Come da prassi consolidata della Terza Repubblica, anche la diciannovesima legislatura comincia con un vaffanculo. E per quanto clamoroso sia l’epiteto colto dalle telecamere che Silvio Berlusconi riserva a Ignazio La Russa, non si può dire che non sia inatteso. Perché l’elezione dell’esponente di Fratelli d’Italia a presidente del Senato, senza i voti di Forza Italia, certifica quel che appariva già evidente in campagna elettorale: che quella di centrodestra è in realtà il cartonato di una coalizione che esiste solo nella testa dei suoi elettori, che esiste solo in ragione della gestione del potere, e che nemmeno prova a nascondere tutte le sue faide intestine appena sorgono questioni su chi e come tale potere deve gestirlo.
Lo psicodramma di Forza Italia sulla presidenza del Senato e sulla presenza o meno di Licia Ronzulli nel governo Meloni prossimo venturo non è uno dei tanti potenziali punti di rottura all’interno della maggioranza parlamentare. Solo ieri abbiamo raccontato la spaccatura tra Ronzulli e Antonio Tajani all’interno di Forza Italia, quella tra Matteo Salvini e Giancarlo Giorgetti nella Lega, quella tra Lega e Forza Italia contro lo strapotere di Fratelli d’Italia e quella tra Forza Italia e Lega, accusata di aver ceduto di fronte all’imposizione del nome di La Russa al Senato per non perdere la presidenza della Camera. E mentre scriviamo, si parla di una possibile delegazione separata di Forza Italia al Colle, per le consultazioni. Eventualità, questa, su cui non scommetteremmo un nichelino, ma che dà la dimensione del livello di conflittualità con cui Giorgia Meloni dovrà avere a che fare.
Intendiamoci: non andrà sempre così. Anzi, è più che probabile che a questi scontri fratricidi facciano seguito momenti di clamorosa armonia, ma saranno chiari di luna che accompagneranno ogni presidenza di commissione da assegnare, ogni nomina in una partecipata da concordare, ogni capitolo di spesa da allocare. Storia vecchia, direte voi. Sì, ma fino a un certo punto: perché oggi il parlamento è dimezzato e basta una piccola fronda per far andare sotto un esecutivo. E perché il carisma e il potere mediatico di Berlusconi non saranno indirizzati alla mediazione tra le parti, ma saranno un potente fattore di balcanizzazione della coalizione. Preparate i popcorn.

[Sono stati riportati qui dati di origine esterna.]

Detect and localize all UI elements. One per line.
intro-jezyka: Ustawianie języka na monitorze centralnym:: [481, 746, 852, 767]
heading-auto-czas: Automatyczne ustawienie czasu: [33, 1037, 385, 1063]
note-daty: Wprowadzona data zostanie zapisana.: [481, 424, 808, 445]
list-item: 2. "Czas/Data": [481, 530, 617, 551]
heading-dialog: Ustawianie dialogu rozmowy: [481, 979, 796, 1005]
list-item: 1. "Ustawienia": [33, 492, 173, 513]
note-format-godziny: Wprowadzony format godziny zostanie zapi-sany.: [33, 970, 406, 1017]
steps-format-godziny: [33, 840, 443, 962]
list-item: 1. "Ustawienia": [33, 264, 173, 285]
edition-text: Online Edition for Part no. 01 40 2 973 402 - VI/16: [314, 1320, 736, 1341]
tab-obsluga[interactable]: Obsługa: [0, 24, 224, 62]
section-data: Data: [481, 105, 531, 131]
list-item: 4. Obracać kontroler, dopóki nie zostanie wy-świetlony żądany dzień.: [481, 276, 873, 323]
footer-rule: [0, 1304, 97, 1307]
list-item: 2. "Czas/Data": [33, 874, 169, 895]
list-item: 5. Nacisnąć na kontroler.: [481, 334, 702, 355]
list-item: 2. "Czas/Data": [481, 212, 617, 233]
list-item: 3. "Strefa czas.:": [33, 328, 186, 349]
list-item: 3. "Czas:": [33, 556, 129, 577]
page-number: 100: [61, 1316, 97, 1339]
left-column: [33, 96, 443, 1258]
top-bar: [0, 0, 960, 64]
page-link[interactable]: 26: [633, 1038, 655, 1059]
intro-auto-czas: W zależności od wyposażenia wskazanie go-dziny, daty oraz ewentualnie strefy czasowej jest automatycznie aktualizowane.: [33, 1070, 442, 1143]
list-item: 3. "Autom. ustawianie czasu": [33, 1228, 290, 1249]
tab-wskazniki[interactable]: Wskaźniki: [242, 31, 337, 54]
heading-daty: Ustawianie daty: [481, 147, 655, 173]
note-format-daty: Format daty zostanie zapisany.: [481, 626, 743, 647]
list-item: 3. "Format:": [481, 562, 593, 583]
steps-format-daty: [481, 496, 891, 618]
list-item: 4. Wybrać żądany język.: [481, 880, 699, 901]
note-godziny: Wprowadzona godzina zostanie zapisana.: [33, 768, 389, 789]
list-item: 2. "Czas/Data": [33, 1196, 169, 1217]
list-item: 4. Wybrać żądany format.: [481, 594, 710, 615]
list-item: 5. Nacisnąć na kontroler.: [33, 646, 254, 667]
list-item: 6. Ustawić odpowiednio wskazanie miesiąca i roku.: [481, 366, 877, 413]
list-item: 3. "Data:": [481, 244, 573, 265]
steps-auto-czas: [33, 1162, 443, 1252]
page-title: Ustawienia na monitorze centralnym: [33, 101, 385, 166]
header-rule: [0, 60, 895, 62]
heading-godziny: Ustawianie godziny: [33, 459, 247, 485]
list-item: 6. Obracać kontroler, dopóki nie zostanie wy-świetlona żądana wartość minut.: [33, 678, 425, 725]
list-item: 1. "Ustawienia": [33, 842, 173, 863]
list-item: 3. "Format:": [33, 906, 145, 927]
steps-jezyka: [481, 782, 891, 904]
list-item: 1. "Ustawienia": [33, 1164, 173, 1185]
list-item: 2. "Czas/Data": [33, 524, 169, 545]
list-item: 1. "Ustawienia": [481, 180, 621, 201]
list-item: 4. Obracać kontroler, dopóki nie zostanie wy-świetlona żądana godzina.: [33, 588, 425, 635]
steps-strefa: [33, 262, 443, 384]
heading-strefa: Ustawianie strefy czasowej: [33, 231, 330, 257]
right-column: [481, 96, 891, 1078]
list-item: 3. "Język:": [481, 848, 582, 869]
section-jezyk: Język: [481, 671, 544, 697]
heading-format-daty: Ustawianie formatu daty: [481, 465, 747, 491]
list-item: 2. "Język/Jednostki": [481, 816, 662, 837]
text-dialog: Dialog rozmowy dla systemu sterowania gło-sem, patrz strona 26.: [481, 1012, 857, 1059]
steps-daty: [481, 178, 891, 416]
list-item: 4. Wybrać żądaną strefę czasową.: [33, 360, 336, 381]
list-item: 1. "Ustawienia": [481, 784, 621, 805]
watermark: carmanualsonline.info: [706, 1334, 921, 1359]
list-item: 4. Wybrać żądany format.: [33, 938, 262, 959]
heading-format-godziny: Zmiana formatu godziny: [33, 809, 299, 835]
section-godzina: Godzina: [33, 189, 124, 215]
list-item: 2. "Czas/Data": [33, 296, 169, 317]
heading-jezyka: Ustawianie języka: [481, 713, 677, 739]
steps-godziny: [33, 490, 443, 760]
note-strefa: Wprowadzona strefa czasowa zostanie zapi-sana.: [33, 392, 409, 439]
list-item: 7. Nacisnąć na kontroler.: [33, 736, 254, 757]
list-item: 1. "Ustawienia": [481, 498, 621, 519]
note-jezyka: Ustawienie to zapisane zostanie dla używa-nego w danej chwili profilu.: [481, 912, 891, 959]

Se il centrodestra non esiste – o esiste come mera rappresentazione di sé -, la destra invece esiste eccome, e nel giro delle prossime settimane mostrerà al mondo la sua faccia più radicale. Tra pochi giorni avremo infatti la presidente del consiglio più a destra che l’Italia ha mai avuto, la prima proveniente da un partito post fascista, un presidente del Senato con i busti del Duce in casa, che all’insediamento propone una giornata per celebrare la nascita del Regno d’Italia, e un probabile presidente della Camera ultraconservatore come Lorenzo Fontana, che fino all’altro ieri definiva Vladimir Putin come la “luce della cristianità” in contrapposizione all’Occidente degenerato.
Niente male, per quella che alcuni commentatori ancora dipingono come la versione moderata, draghiana, atlantista ed europeista della destra di governo. Mentre quella stessa destra mette un ulteriore tassello nel suo processo di normalizzazione del nostalgismo fascista e dell’ultraconservatorismo, facendo avanzare di un paio di caselle chi già avevamo imparato ad accettare come ministro della gioventù (Meloni, 2008), ministro della difesa (La Russa, 2008) e ministro degli affari europei (Fontana, 2018) senza battere ciglio.
Non sappiamo quanto questa maggioranza riuscirà a sopravvivere a se stessa, ma già sappiamo che, politicamente e culturalmente, sposterà ancora un po’ più a destra il baricentro politico del nostro Paese. E, in fondo, quei 19 voti arrivati dall’opposizione a soccorso di Ignazio La Russa sono la dimostrazione plastica di come stia già succedendo.